Canada’s best men’s tennis players will play the Netherlands in a three-day World Group play-off, beginning September 14. A best-of-five series consisting of four singles matches and one doubles contest will decide the winner on a hard court surface, in front of up to approximately 6,500 fans.
“We are delighted with the return of Davis Cup to Toronto after several years of absence,” said Gavin Ziv, VP of professional events and director of the Davis Cup. “This competition offers high-quality tennis as well as an exceptional atmosphere, which is different from any other tournaments.”
The sporting atmosphere in the Davis Cup competition is quite different from the quiet/polite nature of a typical ATP Tour stop like the Rogers Cup that Torontonians are used to.
With national pride on the line, Davis Cup crowds are expected to be raucous.

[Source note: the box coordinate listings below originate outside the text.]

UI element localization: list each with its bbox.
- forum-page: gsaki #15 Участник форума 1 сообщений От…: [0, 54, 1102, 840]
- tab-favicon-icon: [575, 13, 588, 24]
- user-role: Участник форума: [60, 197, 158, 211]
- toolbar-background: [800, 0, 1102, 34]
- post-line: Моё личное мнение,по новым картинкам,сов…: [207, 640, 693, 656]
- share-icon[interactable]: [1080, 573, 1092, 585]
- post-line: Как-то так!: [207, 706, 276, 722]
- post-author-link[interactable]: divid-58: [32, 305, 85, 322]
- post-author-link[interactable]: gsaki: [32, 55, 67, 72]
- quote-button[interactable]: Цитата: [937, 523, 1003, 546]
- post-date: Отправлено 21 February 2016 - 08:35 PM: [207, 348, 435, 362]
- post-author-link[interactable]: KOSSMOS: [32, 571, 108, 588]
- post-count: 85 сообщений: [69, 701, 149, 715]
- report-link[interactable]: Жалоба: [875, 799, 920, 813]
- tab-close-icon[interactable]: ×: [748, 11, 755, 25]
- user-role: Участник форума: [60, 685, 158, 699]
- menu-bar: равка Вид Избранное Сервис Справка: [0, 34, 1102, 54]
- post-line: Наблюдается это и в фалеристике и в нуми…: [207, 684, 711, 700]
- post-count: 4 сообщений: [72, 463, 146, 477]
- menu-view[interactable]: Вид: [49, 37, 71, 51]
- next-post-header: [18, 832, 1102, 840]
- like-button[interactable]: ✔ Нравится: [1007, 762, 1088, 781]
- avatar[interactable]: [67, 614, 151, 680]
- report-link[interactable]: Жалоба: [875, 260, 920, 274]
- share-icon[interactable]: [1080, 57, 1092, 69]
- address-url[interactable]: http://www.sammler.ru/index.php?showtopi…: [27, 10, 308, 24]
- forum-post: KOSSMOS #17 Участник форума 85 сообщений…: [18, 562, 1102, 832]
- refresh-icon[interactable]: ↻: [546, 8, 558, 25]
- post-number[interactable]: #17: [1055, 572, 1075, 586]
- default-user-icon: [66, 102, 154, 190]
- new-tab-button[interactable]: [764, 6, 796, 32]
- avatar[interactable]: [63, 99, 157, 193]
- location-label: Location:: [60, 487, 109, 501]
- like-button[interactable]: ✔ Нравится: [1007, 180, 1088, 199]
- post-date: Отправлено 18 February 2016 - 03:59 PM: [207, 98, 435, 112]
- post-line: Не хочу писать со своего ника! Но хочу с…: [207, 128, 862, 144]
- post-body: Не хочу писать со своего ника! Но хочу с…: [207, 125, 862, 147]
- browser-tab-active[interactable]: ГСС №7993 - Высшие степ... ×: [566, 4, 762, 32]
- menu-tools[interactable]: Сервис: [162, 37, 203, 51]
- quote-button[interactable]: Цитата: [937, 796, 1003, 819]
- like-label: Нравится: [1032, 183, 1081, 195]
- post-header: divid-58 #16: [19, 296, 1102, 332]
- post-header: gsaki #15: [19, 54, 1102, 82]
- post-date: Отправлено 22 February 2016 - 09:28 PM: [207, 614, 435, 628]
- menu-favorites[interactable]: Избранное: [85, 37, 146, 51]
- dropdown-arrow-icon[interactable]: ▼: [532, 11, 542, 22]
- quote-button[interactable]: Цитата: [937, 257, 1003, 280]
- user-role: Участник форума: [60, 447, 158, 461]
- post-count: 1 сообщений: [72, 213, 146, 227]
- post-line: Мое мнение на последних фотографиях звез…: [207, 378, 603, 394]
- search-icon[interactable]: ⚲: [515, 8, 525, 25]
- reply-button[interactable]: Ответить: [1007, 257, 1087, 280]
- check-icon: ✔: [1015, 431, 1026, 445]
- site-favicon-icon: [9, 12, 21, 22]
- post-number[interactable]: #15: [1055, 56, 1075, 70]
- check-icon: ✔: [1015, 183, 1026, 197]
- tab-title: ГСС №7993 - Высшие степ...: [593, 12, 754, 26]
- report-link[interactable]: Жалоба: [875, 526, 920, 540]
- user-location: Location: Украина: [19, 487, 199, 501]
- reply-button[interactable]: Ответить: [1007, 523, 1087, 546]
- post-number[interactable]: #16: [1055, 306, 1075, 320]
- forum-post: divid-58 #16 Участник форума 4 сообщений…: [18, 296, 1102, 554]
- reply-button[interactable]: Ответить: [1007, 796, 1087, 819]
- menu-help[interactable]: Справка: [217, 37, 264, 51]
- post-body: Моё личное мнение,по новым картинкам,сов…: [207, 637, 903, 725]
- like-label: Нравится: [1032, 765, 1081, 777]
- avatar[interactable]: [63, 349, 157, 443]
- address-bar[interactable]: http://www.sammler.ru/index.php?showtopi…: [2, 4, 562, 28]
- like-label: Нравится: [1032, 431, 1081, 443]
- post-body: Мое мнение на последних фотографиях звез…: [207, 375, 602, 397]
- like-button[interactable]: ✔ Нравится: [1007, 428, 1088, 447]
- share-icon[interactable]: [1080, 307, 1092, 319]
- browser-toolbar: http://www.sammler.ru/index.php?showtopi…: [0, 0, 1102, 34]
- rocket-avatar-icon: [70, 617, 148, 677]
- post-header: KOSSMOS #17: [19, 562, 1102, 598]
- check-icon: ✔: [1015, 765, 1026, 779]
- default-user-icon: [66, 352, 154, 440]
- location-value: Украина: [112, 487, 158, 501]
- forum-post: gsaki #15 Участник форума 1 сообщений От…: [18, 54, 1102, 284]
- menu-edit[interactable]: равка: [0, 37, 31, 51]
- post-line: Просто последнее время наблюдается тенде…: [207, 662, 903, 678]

“The team is looking forward to playing in Toronto for the first time in a while and we know that the city will live up to its reputation in terms of excellent facilities, fan support, and hospitality,” said Canadian Davis Cup captain Frank Dancevic. “Many players come from in and around the Toronto area and this will be a unique opportunity to play a Davis Cup tie at home in front of their families and friends.”
We won’t know which athletes will play until a few days before the start of the competition, though Milos Raonic (if healthy) and Denis Shapovalov are strong possibilities.
Canada should be the favourite, with three singles players (Raonic, Shapovalov, and Vasek Pospisil) ranked in the top-100 on the ATP Tour. The Netherlands has just one player, 44th-ranked Robin Haase, in the top-100.
The Davis Cup is the largest annual team competition in tennis, with 113 countries participating. Only 16 teams qualify for the World Group, a place Canada has been since 2012. They’ll need a win to maintain their spot.
Tickets for the event start at $115 for the full three-day package and go on sale August 4 via Ticketmaster.